July 4, 2012: The death penalty can be executed within the existing justice system of the Maldives, Chief Justice Ahmed Faiz has said.

Following the moment of silence observed outside the High Court on Wednesday afternoon in honor of the lawyer Ahmed Najeeb, who was found brutally stabbed to death this week, the Chief Justice told reporters that Maldives legal system is based on Islamic Sharia which allows the death penalty to be implemented.

Due to increasing criminal related deaths in the country, mainly due to the gang violence that expanded into an alarming level in the country, the public sentiment for implementing capital punishment is growing stronger.

Following Najeeb’s murder – the sixth homicide recorded this year alone – Home Minister Mohamed Jameel Ahmed and Attorney General Aishath Azima Shakoor, as well as and other prominent lawyers and lawmakers, have publicly endorsed their support for implementing capital punishment to deter increasing crime rates.

According to Chief Justice Faiz, each and every ruling of the court must be enforced for the country to see the effectiveness of the judiciary.

More than 10 people have been sentenced to death in the past decade, out of which none have been executed by the authorities tasked with the role, he observed.

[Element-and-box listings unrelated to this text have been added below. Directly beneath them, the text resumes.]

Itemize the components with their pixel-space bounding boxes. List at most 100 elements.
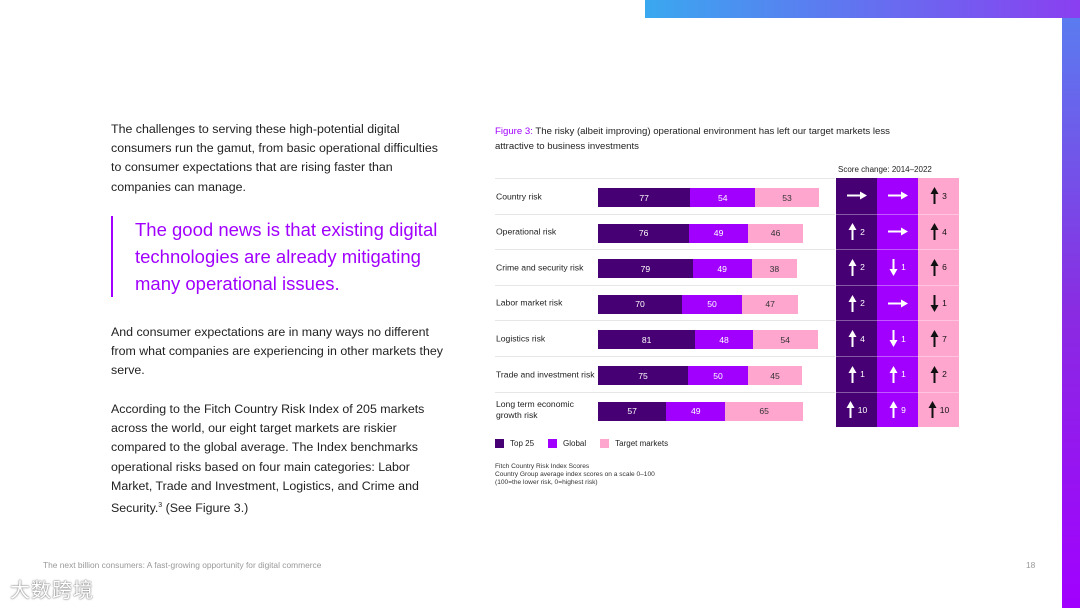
arrow-up-icon	[889, 401, 898, 419]
chart-row: Long term economic growth risk 57 49 65	[495, 391, 835, 428]
score-change-cell: 2	[836, 284, 877, 321]
row-label: Long term economic growth risk	[496, 399, 574, 421]
source-line: (100=the lower risk, 0=highest risk)	[495, 479, 598, 486]
chart-row: Trade and investment risk 75 50 45	[495, 356, 835, 392]
bar-segment-global: 50	[682, 294, 742, 314]
change-value: 1	[942, 298, 947, 309]
bar-segment-target-markets: 46	[747, 223, 804, 243]
footnote-ref: 3	[158, 502, 163, 510]
arrow-right-icon	[846, 191, 867, 200]
bar-segment-target-markets: 45	[748, 366, 802, 385]
legend: Top 25 Global Target markets	[495, 439, 668, 449]
score-change-cell: 7	[918, 320, 959, 356]
score-change-cell: 1	[836, 356, 877, 392]
change-value: 2	[942, 369, 947, 380]
row-label: Logistics risk	[496, 333, 546, 344]
row-label: Trade and investment risk	[496, 369, 595, 379]
change-value: 10	[939, 404, 950, 415]
score-change-cell: 2	[836, 213, 877, 250]
legend-label: Top 25	[510, 439, 535, 448]
change-value: 1	[860, 369, 865, 380]
bar-segment-top-25: 75	[598, 366, 688, 385]
arrow-down-icon	[930, 294, 939, 312]
legend-label: Global	[563, 439, 587, 448]
legend-swatch	[600, 439, 610, 449]
score-change-column: 1 1 1 9	[877, 178, 918, 427]
score-change-cell: 4	[918, 213, 959, 250]
change-value: 3	[942, 190, 947, 201]
arrow-up-icon	[889, 365, 898, 383]
arrow-up-icon	[930, 258, 939, 276]
chart-row: Labor market risk 70 50 47	[495, 284, 835, 321]
row-label: Operational risk	[496, 226, 557, 237]
stacked-bar: 76 49 46	[598, 223, 804, 243]
arrow-right-icon	[887, 227, 908, 236]
arrow-up-icon	[930, 223, 939, 241]
arrow-up-icon	[848, 294, 857, 312]
score-change-cell: 3	[918, 178, 959, 214]
watermark: 大数跨境	[10, 580, 94, 602]
chart-row: Operational risk 76 49 46	[495, 213, 835, 250]
stacked-bar: 77 54 53	[598, 188, 819, 207]
figure-caption-text: The risky (albeit improving) operational…	[495, 126, 890, 152]
arrow-right-icon	[887, 191, 908, 200]
chart-row: Logistics risk 81 48 54	[495, 320, 835, 356]
bar-segment-target-markets: 47	[742, 294, 799, 314]
arrow-up-icon	[930, 187, 939, 205]
p3-text: According to the Fitch Country Risk Inde…	[111, 402, 425, 516]
change-value: 1	[901, 333, 906, 344]
bar-segment-global: 49	[692, 259, 752, 279]
stacked-bar: 81 48 54	[598, 330, 818, 350]
change-value: 9	[901, 404, 906, 415]
arrow-up-icon	[848, 330, 857, 348]
bar-segment-top-25: 77	[598, 188, 691, 207]
bar-segment-top-25: 57	[598, 401, 667, 421]
bar-segment-target-markets: 53	[755, 188, 819, 207]
arrow-down-icon	[889, 258, 898, 276]
arrow-up-icon	[928, 401, 937, 419]
arrow-up-icon	[848, 365, 857, 383]
change-value: 4	[860, 333, 865, 344]
bar-segment-target-markets: 38	[751, 259, 798, 279]
change-value: 2	[860, 262, 865, 273]
legend-swatch	[495, 439, 504, 449]
change-value: 1	[901, 262, 906, 273]
side-gradient-bar	[1062, 18, 1080, 608]
score-change-cell: 1	[877, 249, 918, 285]
figure-label: Figure 3:	[495, 126, 533, 137]
stacked-bar: 57 49 65	[598, 401, 804, 421]
paragraph-2: And consumer expectations are in many wa…	[111, 325, 443, 378]
score-change-header: Score change: 2014–2022	[838, 165, 932, 174]
stacked-bar: 75 50 45	[598, 366, 802, 385]
bar-segment-global: 49	[689, 223, 748, 243]
arrow-down-icon	[889, 330, 898, 348]
legend-item: Global	[548, 439, 587, 449]
p3-end: (See Figure 3.)	[162, 501, 249, 516]
bar-segment-global: 50	[688, 366, 748, 385]
score-change-column: 3 4 6 1 7 2 10	[918, 178, 959, 427]
stacked-bar: 70 50 47	[598, 294, 799, 314]
score-change-cell: 1	[918, 284, 959, 321]
score-change-cell: 10	[836, 391, 877, 428]
change-value: 1	[901, 369, 906, 380]
score-change-cell: 1	[877, 356, 918, 392]
footer-title: The next billion consumers: A fast-growi…	[43, 560, 322, 570]
page-number: 18	[1026, 560, 1036, 570]
change-value: 7	[942, 333, 947, 344]
figure-caption: Figure 3: The risky (albeit improving) o…	[495, 124, 895, 154]
row-label: Crime and security risk	[496, 262, 584, 273]
arrow-right-icon	[887, 299, 908, 308]
intro-paragraph: The challenges to serving these high-pot…	[111, 122, 438, 194]
bar-segment-top-25: 81	[598, 330, 696, 350]
row-label: Country risk	[496, 191, 542, 201]
score-change-column: 2 2 2 4 1 10	[836, 178, 877, 427]
legend-item: Target markets	[600, 439, 668, 449]
score-change-cell	[877, 213, 918, 250]
stacked-bar: 79 49 38	[598, 259, 798, 279]
score-change-cell	[877, 178, 918, 214]
change-value: 2	[860, 298, 865, 309]
bar-segment-top-25: 76	[598, 223, 690, 243]
legend-item: Top 25	[495, 439, 535, 449]
bar-segment-top-25: 79	[598, 259, 693, 279]
arrow-up-icon	[930, 365, 939, 383]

For the past 60 years, the state has been commuting these death sentences to life imprisonment (25 years).

“The Maldives judicial system is constructed in a manner whereby another body is responsible to enforce the punishment once it is decided by the court,” Faiz explained.

“Not only in murder cases, but if all court verdicts on all crimes are properly enforced, we will see the [positive] outcomes of these verdicts,” the Supreme court judge noted.

A motion related to death penalty is currently being reviewed by the parliament which, if passed, will make the enforcement of the death penalty mandatory in the event it is upheld by the Supreme Court, halting the current practice of the President commuting such sentences to life imprisonment.